Thursday, January 26, 2012

Thoughts on the Hardened Heart

Tough skin and a soft heart. That's what Aaron Jones, long time mentor and friend, told me I'd need to have to be in the kind of ministry I want to be in. Hardness of Heart, to use some Christianese, is an awful thing. To say that it's all bad would be incorrect since God chose to harden the hearts of people at times in order to accomplish His will. There is a difference, however, between that and a heart hardened by choice of the owner.

"I'm really detached," would be what I would say if I were joking with my friend Jordan, but it's the truth to a degree. I am and have been in this strange place where my mind, or essence, or spirit or whatever is being polarized and I'm getting to watch it. It sounds kind of dramatic, but rather than there being one Colton, there are two: the old Colton who was a jerk and liked that fact, and the new Colton who's more mature and sensitive. If I'm paying attention, I go back and forth between those two sporadically. The strange part is that I can immediately observe my decisions and reactions and can tell which Colton did what.

Stop.

Okay, the thing I've just realized/remembered is that I'm thinking too much about myself. That's kind of how I got to where I am. Introspection is a good thing to a degree, but easily and quickly leads to self-centeredness, which is a symptom of having a hard heart. To surmise this initial point and move on to the next and main point, God is slowly working out the bad habits I have by showing me what they look like and their effects. It's really weird. There's a lot more, but that's a different blog.

I know I've said that if I could physically see Jesus, if I could be with Him in the same room, that would be enough to keep me from ever sinning again. I know many others have said that, too. This, unfortunately, is just not true. Take for example the disciples: Twelve dudes who were with Jesus constantly, yet they betrayed him for petty things, lost focus, bickered among themselves, and just plain sinned in His presence. Jesus went so far as to call Peter Satan. That must have hurt. Now imagine you are Judas Ischariot. With Jesus always, Him doing nothing but loving you and helping your dumb self along, planning to give him up for some cash.

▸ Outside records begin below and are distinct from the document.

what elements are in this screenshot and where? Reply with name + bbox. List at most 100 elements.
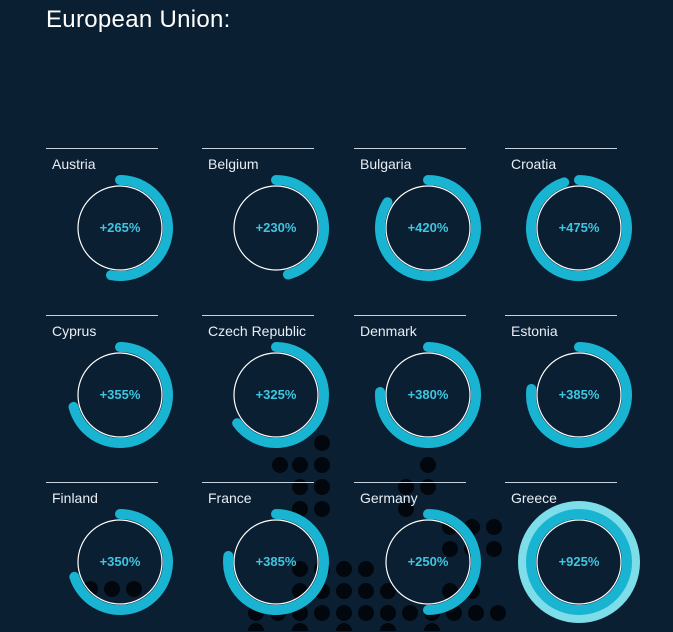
- country-card: Finland +350%: [46, 482, 173, 632]
- country-label: Denmark: [360, 323, 417, 339]
- country-card: France +385%: [202, 482, 329, 632]
- ring-chart: [385, 509, 481, 615]
- inner-circle: [536, 185, 622, 271]
- country-label: Greece: [511, 490, 557, 506]
- inner-circle: [536, 519, 622, 605]
- country-card: Estonia +385%: [505, 315, 632, 465]
- decorative-dot: [380, 605, 396, 621]
- value-arc: [526, 175, 632, 281]
- inner-circle: [77, 185, 163, 271]
- decorative-dot: [420, 457, 436, 473]
- percent-label: +350%: [99, 554, 141, 569]
- value-arc: [68, 342, 173, 448]
- value-arc: [526, 342, 632, 448]
- decorative-dot: [468, 605, 484, 621]
- value-arc: [223, 509, 329, 615]
- percent-label: +250%: [407, 554, 449, 569]
- decorative-dot: [380, 623, 396, 631]
- ring-chart: [518, 501, 640, 623]
- ring-chart: [233, 175, 329, 280]
- value-arc: [526, 509, 632, 615]
- decorative-dot: [420, 479, 436, 495]
- decorative-dot: [402, 605, 418, 621]
- card-divider: [354, 482, 466, 483]
- ring-chart: [375, 175, 481, 281]
- percent-label: +265%: [99, 220, 141, 235]
- value-arc: [106, 175, 173, 281]
- decorative-dot: [314, 605, 330, 621]
- country-label: Finland: [52, 490, 98, 506]
- decorative-dot: [380, 583, 396, 599]
- inner-circle: [385, 185, 471, 271]
- card-divider: [505, 148, 617, 149]
- ring-chart: [375, 342, 481, 448]
- value-arc: [375, 175, 481, 281]
- inner-circle: [77, 519, 163, 605]
- value-arc: [375, 342, 481, 448]
- decorative-dot: [292, 561, 308, 577]
- value-arc: [69, 509, 173, 615]
- card-divider: [354, 315, 466, 316]
- ring-chart: [526, 342, 632, 448]
- card-divider: [505, 482, 617, 483]
- percent-label: +385%: [558, 387, 600, 402]
- card-divider: [202, 315, 314, 316]
- decorative-dot: [314, 479, 330, 495]
- card-divider: [46, 482, 158, 483]
- card-divider: [505, 315, 617, 316]
- card-divider: [202, 148, 314, 149]
- decorative-dot: [336, 605, 352, 621]
- decorative-dot: [292, 479, 308, 495]
- ring-chart: [77, 175, 173, 281]
- inner-circle: [385, 519, 471, 605]
- card-divider: [354, 148, 466, 149]
- value-arc: [232, 342, 329, 448]
- country-label: Cyprus: [52, 323, 97, 339]
- card-divider: [46, 315, 158, 316]
- decorative-dot: [272, 457, 288, 473]
- card-divider: [202, 482, 314, 483]
- inner-circle: [233, 185, 319, 271]
- decorative-dot: [314, 501, 330, 517]
- value-arc: [423, 509, 481, 615]
- ring-chart: [526, 175, 632, 281]
- country-label: Croatia: [511, 156, 557, 172]
- decorative-dot: [104, 581, 120, 597]
- decorative-dot: [248, 623, 264, 631]
- value-arc: [271, 175, 329, 280]
- percent-label: +925%: [558, 554, 600, 569]
- decorative-dot: [358, 583, 374, 599]
- percent-label: +420%: [407, 220, 449, 235]
- percent-label: +475%: [558, 220, 600, 235]
- country-label: France: [208, 490, 252, 506]
- country-card: Bulgaria +420%: [354, 148, 481, 298]
- decorative-dot: [292, 623, 308, 631]
- country-card: Czech Republic +325%: [202, 315, 329, 465]
- decorative-dot: [336, 561, 352, 577]
- country-card: Cyprus +355%: [46, 315, 173, 465]
- decorative-dot: [490, 605, 506, 621]
- decorative-dot: [398, 479, 414, 495]
- country-label: Czech Republic: [208, 323, 307, 339]
- decorative-dot: [336, 623, 352, 631]
- country-card: Germany +250%: [354, 482, 481, 632]
- card-divider: [46, 148, 158, 149]
- decorative-dot: [424, 623, 440, 631]
- decorative-dot: [314, 435, 330, 451]
- inner-circle: [233, 519, 319, 605]
- page-title: European Union:: [46, 6, 231, 33]
- decorative-dot: [126, 581, 142, 597]
- percent-label: +385%: [255, 554, 297, 569]
- decorative-dot: [398, 501, 414, 517]
- country-card: Greece +925%: [505, 482, 640, 632]
- country-card: Austria +265%: [46, 148, 173, 298]
- decorative-dot: [486, 541, 502, 557]
- country-label: Belgium: [208, 156, 259, 172]
- inner-circle: [233, 352, 319, 438]
- decorative-dot: [336, 583, 352, 599]
- ring-chart: [68, 342, 173, 448]
- percent-label: +325%: [255, 387, 297, 402]
- inner-circle: [385, 352, 471, 438]
- decorative-dot: [486, 519, 502, 535]
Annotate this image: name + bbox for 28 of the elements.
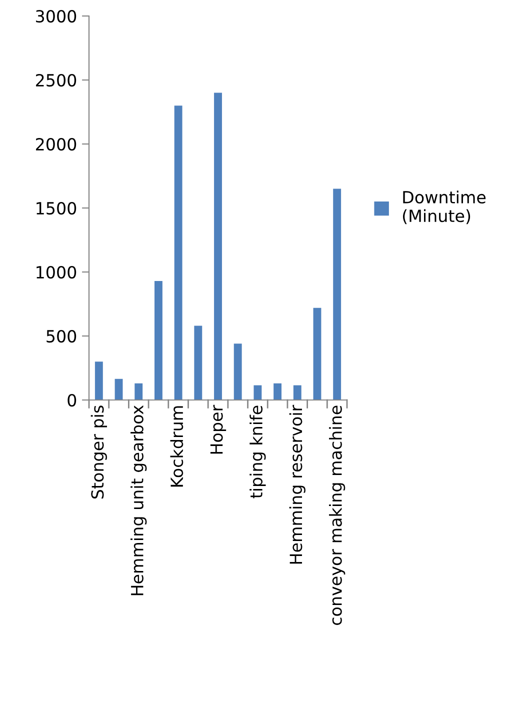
x-tick-label: Hemming reservoir	[289, 404, 306, 564]
bar	[254, 385, 262, 400]
bar	[293, 385, 302, 400]
x-tick-label: tiping knife	[250, 406, 266, 498]
bar	[234, 344, 242, 400]
y-tick-label: 2500	[36, 74, 76, 87]
bar	[114, 378, 123, 400]
y-tick-label: 0	[68, 394, 76, 407]
y-tick-label: 3000	[36, 10, 76, 23]
y-tick-label: 500	[46, 330, 76, 343]
bar	[94, 362, 103, 400]
y-tick-label: 1500	[36, 202, 76, 215]
legend-label: Downtime (Minute)	[403, 190, 486, 224]
bar	[154, 280, 162, 400]
bar	[194, 326, 202, 400]
bar	[333, 188, 342, 400]
bar	[134, 383, 143, 400]
bar	[313, 308, 322, 400]
bar	[214, 92, 222, 400]
x-tick-label: Hemming unit gearbox	[130, 405, 147, 596]
x-tick-label: Kockdrum	[170, 406, 184, 487]
bar	[274, 383, 282, 400]
bar	[174, 106, 182, 400]
x-tick-label: Hoper	[210, 404, 226, 454]
y-tick-label: 1000	[36, 266, 76, 279]
x-tick-label: conveyor making machine	[329, 406, 346, 625]
y-tick-label: 2000	[36, 138, 76, 151]
x-tick-label: Stonger pis	[90, 406, 107, 499]
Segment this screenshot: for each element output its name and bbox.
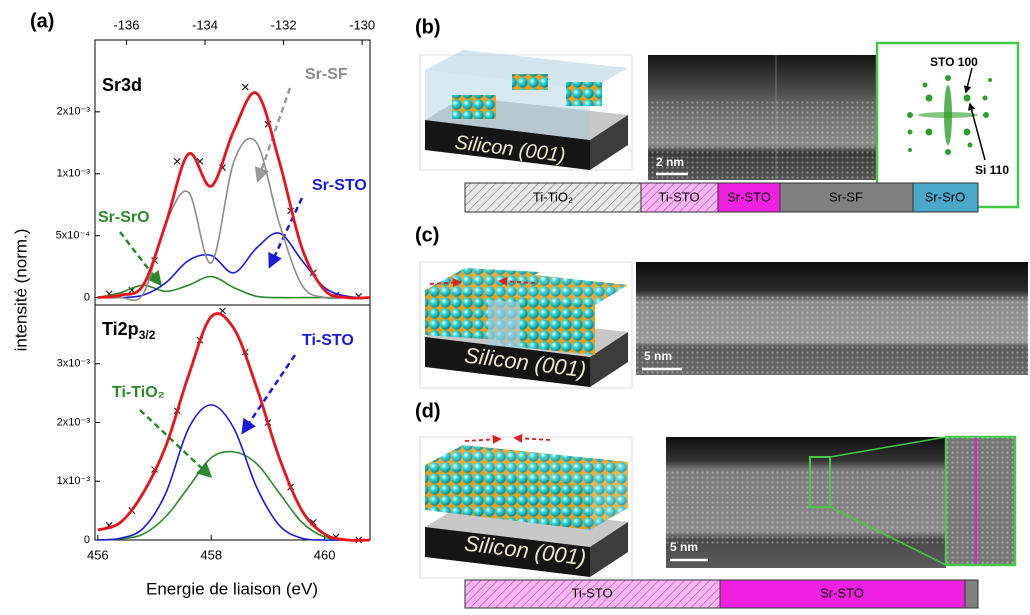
plot-title-text: Sr3d	[102, 75, 142, 95]
layer-label: Sr-SF	[829, 189, 863, 204]
panel-label: (b)	[415, 16, 441, 38]
layer-label: Ti-STO	[658, 189, 699, 204]
y-tick-label: 2x10⁻³	[57, 416, 91, 428]
arrow	[429, 277, 462, 287]
crystal-block	[500, 295, 595, 355]
component-label: Sr-SrO	[98, 209, 150, 226]
crystal-cluster	[452, 95, 496, 119]
x-tick-label: 456	[87, 547, 109, 562]
arrow	[513, 433, 551, 443]
fit-curve	[97, 450, 371, 542]
y-tick-label: 0	[84, 534, 90, 546]
arrow	[119, 231, 162, 287]
fft-spots	[907, 75, 992, 155]
tem-lattice	[666, 470, 946, 545]
panel-label: (d)	[415, 400, 441, 422]
crystal-cluster	[512, 74, 548, 90]
layer-bar: Ti-TiO₂ Ti-STO Sr-STO Sr-SF Sr-SrO	[464, 182, 979, 213]
arrow	[967, 102, 986, 161]
arrow	[254, 87, 292, 183]
y-tick-label: 1x10⁻³	[57, 475, 91, 487]
arrow	[498, 276, 536, 286]
layer-segment	[912, 182, 979, 213]
layer-label: Ti-STO	[571, 585, 612, 600]
annotation-arrows	[119, 87, 304, 479]
arrow	[241, 354, 297, 435]
crystal-block	[425, 445, 628, 485]
tem-lattice	[648, 100, 877, 180]
panel-label: (c)	[415, 224, 439, 246]
crystal-block	[425, 465, 590, 530]
zoom-line	[829, 436, 947, 458]
y-tick-label: 1x10⁻³	[57, 168, 91, 180]
plot-title-text: Ti2p	[102, 319, 139, 339]
plot-title-sub: 3/2	[139, 328, 156, 342]
crystal-block	[425, 268, 540, 295]
layer-segment	[464, 182, 642, 213]
oxide-box	[425, 70, 590, 140]
y-axis-label: intensité (norm.)	[11, 229, 30, 352]
fit-curve	[97, 137, 370, 302]
fit-curve	[97, 404, 370, 541]
component-label: Sr-SF	[305, 66, 348, 83]
x2-tick-label: -130	[349, 17, 375, 32]
y-tick-label: 5x10⁻⁴	[56, 230, 91, 242]
oxide-box	[425, 50, 628, 90]
scale-label: 5 nm	[644, 349, 672, 363]
fit-curve	[97, 312, 371, 542]
x2-tick-label: -136	[113, 17, 139, 32]
tem-lattice	[636, 295, 1028, 375]
x2-tick-label: -132	[271, 17, 297, 32]
fit-curve	[97, 91, 371, 300]
layer-segment	[640, 182, 719, 213]
zoom-box	[809, 456, 831, 508]
y-tick-label: 3x10⁻³	[57, 358, 91, 370]
arrow	[268, 197, 304, 269]
x-tick-label: 458	[200, 547, 222, 562]
plot-title: Sr3d	[102, 75, 142, 95]
scale-label: 2 nm	[656, 155, 684, 169]
scale-label: 5 nm	[670, 540, 698, 554]
layer-bar: Ti-STO Sr-STO	[464, 579, 979, 609]
panel-label: (a)	[30, 10, 54, 32]
zoom-line	[829, 506, 947, 566]
layer-label: Sr-STO	[820, 585, 864, 600]
layer-segment	[719, 579, 966, 609]
fft-inset	[875, 41, 1020, 209]
crystal-block	[590, 462, 628, 530]
layer-segment	[964, 579, 979, 609]
data-point	[241, 83, 249, 91]
crystal-cluster	[566, 82, 602, 106]
zoom-lattice	[946, 437, 1015, 565]
arrow	[139, 409, 213, 479]
x-axis-label: Energie de liaison (eV)	[146, 579, 318, 598]
layer-label: Ti-TiO₂	[533, 189, 573, 204]
fft-label: STO 100	[930, 55, 978, 69]
x2-tick-label: -134	[192, 17, 218, 32]
y-tick-label: 2x10⁻³	[57, 106, 91, 118]
plot-title: Ti2p3/2	[102, 319, 156, 342]
fft-label: Si 110	[975, 163, 1009, 177]
layer-segment	[717, 182, 781, 213]
component-label: Sr-STO	[312, 177, 367, 194]
layer-label: Sr-STO	[727, 189, 771, 204]
component-label: Ti-TiO₂	[112, 384, 165, 401]
component-label: Ti-STO	[302, 332, 354, 349]
x-tick-label: 460	[314, 547, 336, 562]
y-tick-label: 0	[84, 291, 90, 303]
arrow	[963, 67, 973, 94]
gap	[488, 300, 520, 348]
data-point	[173, 157, 181, 165]
layer-label: Sr-SrO	[925, 189, 965, 204]
crystal-block	[425, 290, 500, 340]
arrow	[464, 434, 502, 444]
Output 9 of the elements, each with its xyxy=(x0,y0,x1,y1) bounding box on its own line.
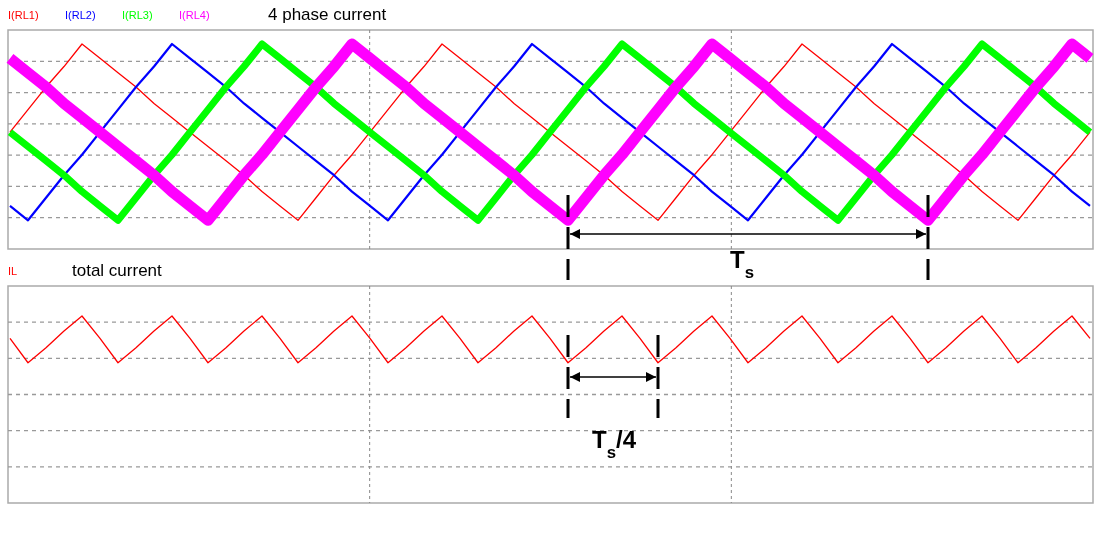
text: I(RL4) xyxy=(179,9,210,21)
chart-title: 4 phase current xyxy=(268,5,387,24)
annotation: T$_{s}$ xyxy=(729,246,755,282)
chart-title: total current xyxy=(72,261,163,280)
text: I(RL3) xyxy=(122,9,153,21)
text: I(RL1) xyxy=(8,9,39,21)
text: I(RL2) xyxy=(65,9,96,21)
text: IL xyxy=(8,265,18,277)
annotation: T$_{s}$/4 xyxy=(591,426,637,462)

Hardness of Heart is a creeping thing. It sneaks in without you noticing it and it kills you. It takes so many forms that I can't hardly begin to expound upon them. If it is powerful enough to cause the Israelites to lose hope and make and worship a golden calf when they were waiting on their leader to come down with the very word of God, if it is powerful enough to convince a man who was constantly in the presence of God incarnate to sell Him out, it's certainly powerful enough to sneak in and convince you to be a jerk to your mom. I know this.

I've prayed a lot lately that my heart would not be hard, that I would be given a heart of flesh. As great and terrible a thing as a hardened heart is, it is conquered. Perhaps not in the time or fashion I would like, but knowing that God is sovereign I'm not going to fret too much about it.

16 Therefore say, ‘Thus says the Lord GOD: Though I removed them far off among the nations, and though I scattered them among the countries, yet I have been a sanctuary to them for a while in the countries where they have gone.’ 17 Therefore say, ‘Thus says the Lord GOD: I will gather you from the peoples and assemble you out of the countries where you have been scattered, and I will give you the land of Israel.’ 18 And when they come there, they will remove from it all its detestable things and all its abominations. 19 And I will give them one heart, and a new spirit I will put within them. I will remove the heart of stone from their flesh and give them a heart of flesh, 20 that they may walk in my statutes and keep my rules and obey them. And they shall be my people, and I will be their God. 21 But as for those whose heart goes after their detestable things and their abominations, I will bring their deeds upon their own heads, declares the Lord GOD.” Ezekiel 11:16-21 ESV

One thing that has been glaringly clear as of late is that I don't have it right. There was a short time where I thought I did, but still had the knowledge that I couldn't have had it right. God grants me my honest prayers, I just have this way of praying for hard lessons. Gah. One thing I know is that it is almost never a "one and done" type deal, that the whole process of salvation is just that: a process. Philippians 2:12-13 is a strange and notable passage.

There's so much I have to say, but sorting out what is relevant to this topic and what is a different topic and what is simply something I must say to myself is a really large task that I don't care to tackle right now. That and it's lunch time.